The life of the Rineharts was several strata removed from the life of Blas Reyes. In 1907, at the age of twenty-four, he had emigrated from the Philippines to San Francisco. Reyes was among the first of a large wave of Filipinos arriving on American soil after a new immigration law, passed earlier that year, loosened the heinous restrictions of the quarter-century-old Chinese Exclusion Act.

From San Francisco Reyes made his way to Washington, where by 1910 he worked for a man named Albert Whelan, residing with his wife and sister-in-law in Georgetown. Records don’t indicate when Reyes stopped working for the Whelans and started with the Army general, but it seems to coincide with the start and end of his marriage to Ada Smallwood, also a servant, with whom he had a son, James Blas Reyes, in 1913.

Confidence increased

Working for the Rineharts altered Reyes’s life even more. He met his second wife, Margaret Cody—always Peggy—when the Irishwoman was hired as a maid by Dr. and Mrs. Rinehart in 1926. His confidence increased with every compliment he received for the meals he prepared for holiday dinners. One Christmas Eve, the menu Reyes prepared, including a dish of sweet potatoes and marshmallows, was so well-received by the Rinehart guests that Reyes came in to a champagne toast, bowing to accept his congratulations.

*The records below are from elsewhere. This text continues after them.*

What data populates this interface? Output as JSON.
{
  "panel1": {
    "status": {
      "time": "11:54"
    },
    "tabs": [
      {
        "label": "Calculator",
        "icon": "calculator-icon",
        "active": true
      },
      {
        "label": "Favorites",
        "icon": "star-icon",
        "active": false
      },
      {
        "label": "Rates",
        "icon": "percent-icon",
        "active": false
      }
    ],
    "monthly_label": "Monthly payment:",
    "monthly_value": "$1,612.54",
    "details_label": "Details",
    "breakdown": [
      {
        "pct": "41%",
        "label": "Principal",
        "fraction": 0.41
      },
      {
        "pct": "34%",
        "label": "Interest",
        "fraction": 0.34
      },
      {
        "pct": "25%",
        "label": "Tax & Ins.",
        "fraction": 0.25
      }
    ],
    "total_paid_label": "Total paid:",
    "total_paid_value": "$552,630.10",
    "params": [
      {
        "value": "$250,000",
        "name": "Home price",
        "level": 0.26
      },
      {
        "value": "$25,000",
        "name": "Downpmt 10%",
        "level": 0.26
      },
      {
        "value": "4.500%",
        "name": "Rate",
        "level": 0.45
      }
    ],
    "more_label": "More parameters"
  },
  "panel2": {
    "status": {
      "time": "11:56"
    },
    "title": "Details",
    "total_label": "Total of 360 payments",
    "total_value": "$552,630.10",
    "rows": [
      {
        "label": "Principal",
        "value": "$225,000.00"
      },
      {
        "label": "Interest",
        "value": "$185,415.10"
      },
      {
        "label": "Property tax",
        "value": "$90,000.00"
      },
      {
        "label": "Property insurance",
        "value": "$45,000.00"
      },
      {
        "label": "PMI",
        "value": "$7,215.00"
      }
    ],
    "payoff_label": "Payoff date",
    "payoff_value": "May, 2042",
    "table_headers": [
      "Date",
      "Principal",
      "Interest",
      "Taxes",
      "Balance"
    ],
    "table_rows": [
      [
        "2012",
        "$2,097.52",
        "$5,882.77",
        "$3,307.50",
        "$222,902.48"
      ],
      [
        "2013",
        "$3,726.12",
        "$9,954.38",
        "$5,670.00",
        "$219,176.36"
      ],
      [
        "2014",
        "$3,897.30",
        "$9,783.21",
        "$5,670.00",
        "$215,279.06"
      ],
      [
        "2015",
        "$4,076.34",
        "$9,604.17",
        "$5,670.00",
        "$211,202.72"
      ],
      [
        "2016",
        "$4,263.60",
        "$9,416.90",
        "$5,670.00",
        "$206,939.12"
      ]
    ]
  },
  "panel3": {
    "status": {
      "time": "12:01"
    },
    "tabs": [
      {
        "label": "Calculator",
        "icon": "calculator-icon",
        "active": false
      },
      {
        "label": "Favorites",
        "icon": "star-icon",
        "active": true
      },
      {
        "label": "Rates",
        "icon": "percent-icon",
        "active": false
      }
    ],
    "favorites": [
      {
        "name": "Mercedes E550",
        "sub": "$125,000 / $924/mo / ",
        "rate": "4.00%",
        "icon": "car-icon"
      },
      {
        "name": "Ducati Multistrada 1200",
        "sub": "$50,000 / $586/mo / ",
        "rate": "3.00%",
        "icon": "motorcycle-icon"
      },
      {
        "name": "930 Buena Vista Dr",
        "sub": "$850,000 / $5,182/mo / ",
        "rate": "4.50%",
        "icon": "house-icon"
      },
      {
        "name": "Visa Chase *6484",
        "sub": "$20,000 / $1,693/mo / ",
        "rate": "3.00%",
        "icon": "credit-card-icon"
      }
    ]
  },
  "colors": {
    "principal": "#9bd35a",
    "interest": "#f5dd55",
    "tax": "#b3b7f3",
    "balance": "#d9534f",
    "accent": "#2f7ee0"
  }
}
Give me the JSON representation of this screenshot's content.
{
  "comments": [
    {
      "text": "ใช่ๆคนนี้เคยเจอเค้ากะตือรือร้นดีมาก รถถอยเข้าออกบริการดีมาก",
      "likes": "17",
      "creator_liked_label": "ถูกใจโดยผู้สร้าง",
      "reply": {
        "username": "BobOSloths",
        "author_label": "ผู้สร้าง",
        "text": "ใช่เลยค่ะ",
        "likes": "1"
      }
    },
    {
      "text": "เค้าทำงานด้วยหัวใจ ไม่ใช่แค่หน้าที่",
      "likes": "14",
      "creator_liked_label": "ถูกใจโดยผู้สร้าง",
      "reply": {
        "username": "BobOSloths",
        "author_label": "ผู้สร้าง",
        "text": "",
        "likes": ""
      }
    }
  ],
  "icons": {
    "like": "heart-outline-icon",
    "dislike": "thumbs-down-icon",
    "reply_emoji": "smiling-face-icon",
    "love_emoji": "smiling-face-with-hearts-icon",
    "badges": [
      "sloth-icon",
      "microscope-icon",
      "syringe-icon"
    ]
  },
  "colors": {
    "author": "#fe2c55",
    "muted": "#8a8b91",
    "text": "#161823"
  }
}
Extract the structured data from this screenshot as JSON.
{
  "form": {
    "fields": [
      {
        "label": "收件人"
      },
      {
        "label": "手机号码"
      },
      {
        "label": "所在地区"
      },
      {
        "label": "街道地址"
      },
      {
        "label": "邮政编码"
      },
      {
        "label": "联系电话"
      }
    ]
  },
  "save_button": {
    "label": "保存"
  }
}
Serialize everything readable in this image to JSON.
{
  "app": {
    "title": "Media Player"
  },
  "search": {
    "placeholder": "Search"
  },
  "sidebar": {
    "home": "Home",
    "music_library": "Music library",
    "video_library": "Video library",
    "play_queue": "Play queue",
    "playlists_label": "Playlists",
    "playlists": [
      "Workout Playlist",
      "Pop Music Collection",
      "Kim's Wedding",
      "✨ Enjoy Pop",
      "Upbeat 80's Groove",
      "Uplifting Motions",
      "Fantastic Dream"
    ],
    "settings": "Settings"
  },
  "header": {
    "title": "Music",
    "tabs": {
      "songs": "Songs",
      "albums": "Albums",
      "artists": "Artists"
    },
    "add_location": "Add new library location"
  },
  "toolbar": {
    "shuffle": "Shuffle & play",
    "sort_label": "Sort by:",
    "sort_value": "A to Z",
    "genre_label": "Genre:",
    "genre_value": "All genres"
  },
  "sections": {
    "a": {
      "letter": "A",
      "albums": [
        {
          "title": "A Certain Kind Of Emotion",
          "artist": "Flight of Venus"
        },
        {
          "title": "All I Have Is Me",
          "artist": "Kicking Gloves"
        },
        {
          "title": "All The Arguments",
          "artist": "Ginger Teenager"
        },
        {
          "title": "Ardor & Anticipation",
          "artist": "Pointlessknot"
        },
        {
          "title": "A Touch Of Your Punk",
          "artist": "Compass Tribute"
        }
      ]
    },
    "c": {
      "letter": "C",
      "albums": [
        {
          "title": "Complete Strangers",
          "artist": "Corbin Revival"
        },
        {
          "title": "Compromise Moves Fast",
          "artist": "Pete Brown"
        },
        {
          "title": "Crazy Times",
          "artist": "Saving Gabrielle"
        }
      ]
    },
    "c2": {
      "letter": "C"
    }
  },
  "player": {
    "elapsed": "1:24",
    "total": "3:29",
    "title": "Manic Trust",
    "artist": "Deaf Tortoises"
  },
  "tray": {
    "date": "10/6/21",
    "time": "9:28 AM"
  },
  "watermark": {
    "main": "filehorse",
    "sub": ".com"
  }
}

But Reyes always felt that Stanley Rinehart, the doctor, was his employer. He felt more ill at ease with Mrs. Rinehart, with taking orders from a woman. But after Dr. Rinehart’s death in 1932, there was no way Reyes could move back the clock. Peggy certainly did not want to leave. Yet Reyes felt restless, which emerged in his habitual need to resign his post. This carried on for a decade and a half.

Now there was a new butler at Eaglesgate. Reyes was no longer the highest-ranking servant. He was sixty-four. He had worked for both or one Rinehart for a quarter of a century. He was tired. He was old. He complained that he wanted to go home. He had worked through World War II, when anti-Asian sentiment was at high pitch. The new butler was the last straw.

Blas Reyes resigned one more time on June 20, 1947. This time, Mrs. Rinehart did not wave away his declamation. This shocked Reyes. He went back to his quarters and told Peggy they had to leave Eaglesgate immediately. Peggy refused. This was her home, and she had no quarrel with Mrs. Rinehart. Reyes started drinking and kept at it. A disagreement devolved into a fight.

Right mind

There was no resolution the next morning. Reyes’ resignation would stand, and Peggy did not want to go. She could not stop crying. Even when Mrs. Rinehart discovered her and asked what was the matter, Peggy’s tears didn’t stop. It hurt to explain to her employer what was happening, that she’d fought with her husband, that he was prepared to leave the premises, but she would not. Mrs. Rinehart seemed taken aback. She thought his declamations had been like all the other ones, and that Reyes would resume his post.

Many would say, later, that Blas Reyes could not have been in his right mind. Perhaps that was so. It could explain the inexplicable, account for the unaccountable. Had Mary Roberts Rinehart known what was in the heart of her longtime chef and sometime butler, would she have been in the library on the morning of June 21, 1947?